As the first African-American teller at Lincoln Bank on 112 South Salina St, Speights had acquired an unmistakable gift for pleasantry—and was able to entertain a conversation of any genre. Her hand was propped beneath her chin, as she placed her bets on Sean Connery, although she admitted to never watching any of the Bond movies in full.

This, along with her many other talents and life achievements were undercut by her wistful dismissal of it all.

“One of my friends from Bethany church said to me; ‘Hey, they’re hiring colored people at Lincoln Bank, you should go and apply you’d do so well there,’ she had said to me. So I did, and I got the job.” Speights recounted with a shrug, after ushering me to take a seat.

Almost immediately afterwards, she began to unearth stories of her past with a knowing grin spread across her lips. A look she said, was once famous in the city newspapers. “I was always available for photos,” she mused.

Pregnant and newly married, Speights had become a reliable source for social commentary, making her presence known at church events, rallies, and community meetings, and even at her children’s schools. All in the midst of Civil Rights upheaval which dually made its way from Montgomery, Alabama, to Syracuse, New York she said.

“ I was also a girls softball coach, a substitute teacher, and a secretary at the Dunbar center,”  All of these professions, she marveled, were obtained through her persistence. A sense of value and worthiness in which her parents Katie and John Wesley, had taught her and her ten siblings. As the eldest, Speights recalls learning of the world at the young age of 4, namely the prevalence of racism and hatred that eventually lay claim to the south like a sickness.

She recounted the burden of having to teach her younger siblings the truth of it all—right there in the common room, audible to anyone in earshot. She spoke without pause, her voice reverberating with emotion from time to time.

“My father took me Downtown to work with him one day, when I still lived in Alabama” she began, her brown eyes now rimmed with a bluish halo from age, became distant. “He showed me the fountains and said ‘this fountain says white, and the other says colored.’ I was a little girl at the time, so I thought colored meant the color of the water—like Kool-Aid. I thought it spewed out different flavors, like orange or grape,” Speights said with a laugh, before becoming serious again. “But he quickly corrected me, and told me the signs were meant for people. It was from that point I realized, what it meant to be black,” she said. “But I grew up to never let it bother me.
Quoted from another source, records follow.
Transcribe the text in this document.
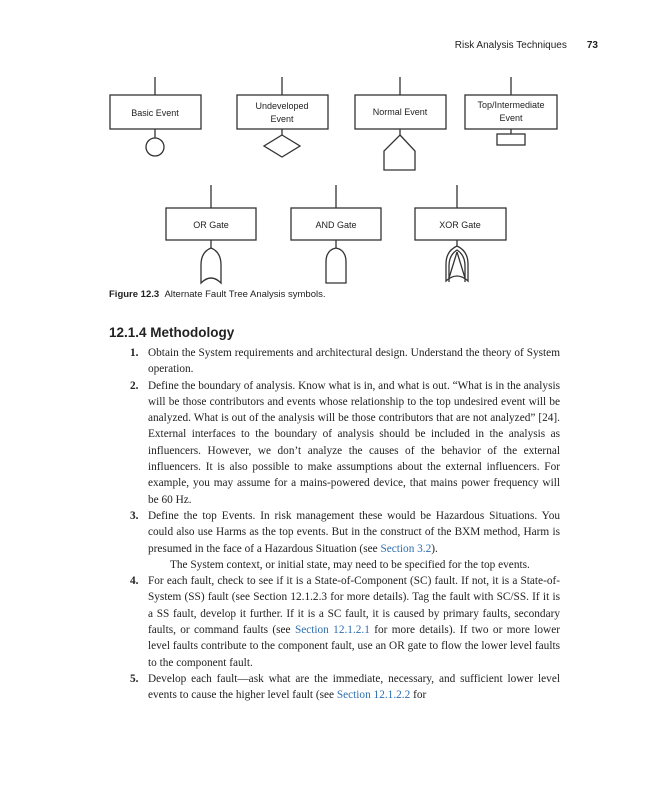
Risk Analysis Techniques 73
Basic Event
Undeveloped
Event
Normal Event
Top/Intermediate
Event
OR Gate	AND Gate	XOR Gate
Figure 12.3 Alternate Fault Tree Analysis symbols.
12.1.4 Methodology
1. Obtain the System requirements and architectural design. Understand the theory of System operation.

2. Define the boundary of analysis. Know what is in, and what is out. “What is in the analysis will be those contributors and events whose relationship to the top undesired event will be analyzed. What is out of the analysis will be those contributors that are not analyzed” [24]. External interfaces to the boundary of analysis should be included in the analysis as influencers. However, we don’t analyze the causes of the behavior of the external influencers. It is also possible to make assumptions about the external influencers. For example, you may assume for a mains-powered device, that mains power frequency will be 60 Hz.

3. Define the top Events. In risk management these would be Hazardous Situations. You could also use Harms as the top events. But in the construct of the BXM method, Harm is presumed in the face of a Hazardous Situation (see Section 3.2).

The System context, or initial state, may need to be specified for the top events.

4. For each fault, check to see if it is a State-of-Component (SC) fault. If not, it is a State-of-System (SS) fault (see Section 12.1.2.3 for more details). Tag the fault with SC/SS. If it is a SS fault, develop it further. If it is a SC fault, it is caused by primary faults, secondary faults, or command faults (see Section 12.1.2.1 for more details). If two or more lower level faults contribute to the component fault, use an OR gate to flow the lower level faults to the component fault.

5. Develop each fault—ask what are the immediate, necessary, and sufficient lower level events to cause the higher level fault (see Section 12.1.2.2 for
All of us, were brought up to think of ourselves as more,”

Janet Frias, 56, Speights’s eldest daughter, is a living-testament to her mother’s resilience, as she too was also taught in the ways of Katie and John Wesley.

Speights giving written consent to publish her story

“ My mother made it so that we were strong, and prepared for the world ahead of us, like our grandparents,” she said later that evening. Speights had pulled her number, and that of younger brother Gilbert, from a leather-binded agenda book, urging me to call—and to possibly remind them of her photos in storage. More so a joke than an actual request.

Janet’s voice continued to fill the receiver in a familiar matter-of-fact tone that resembled her mother’s.

“She reminded us that the world has changed for the better but some people hadn’t.”

Younger brother Gilbert Speights, 45, a basketball teacher at the Huntington High school, seconded her, saying that his mother is a teacher of many trades—a reference to her many jobs and professions, but also to her job as a mother for more than 60 years.

“Her patience, love, her ability to teach, and her ability to overcome,” he said, amongst other adjectives describing her bravery. “That is what makes Ms. Janice Speights remarkable,” Gilbert said. A statement that rang true in the image of Janice Speights, walking independently in the corridor.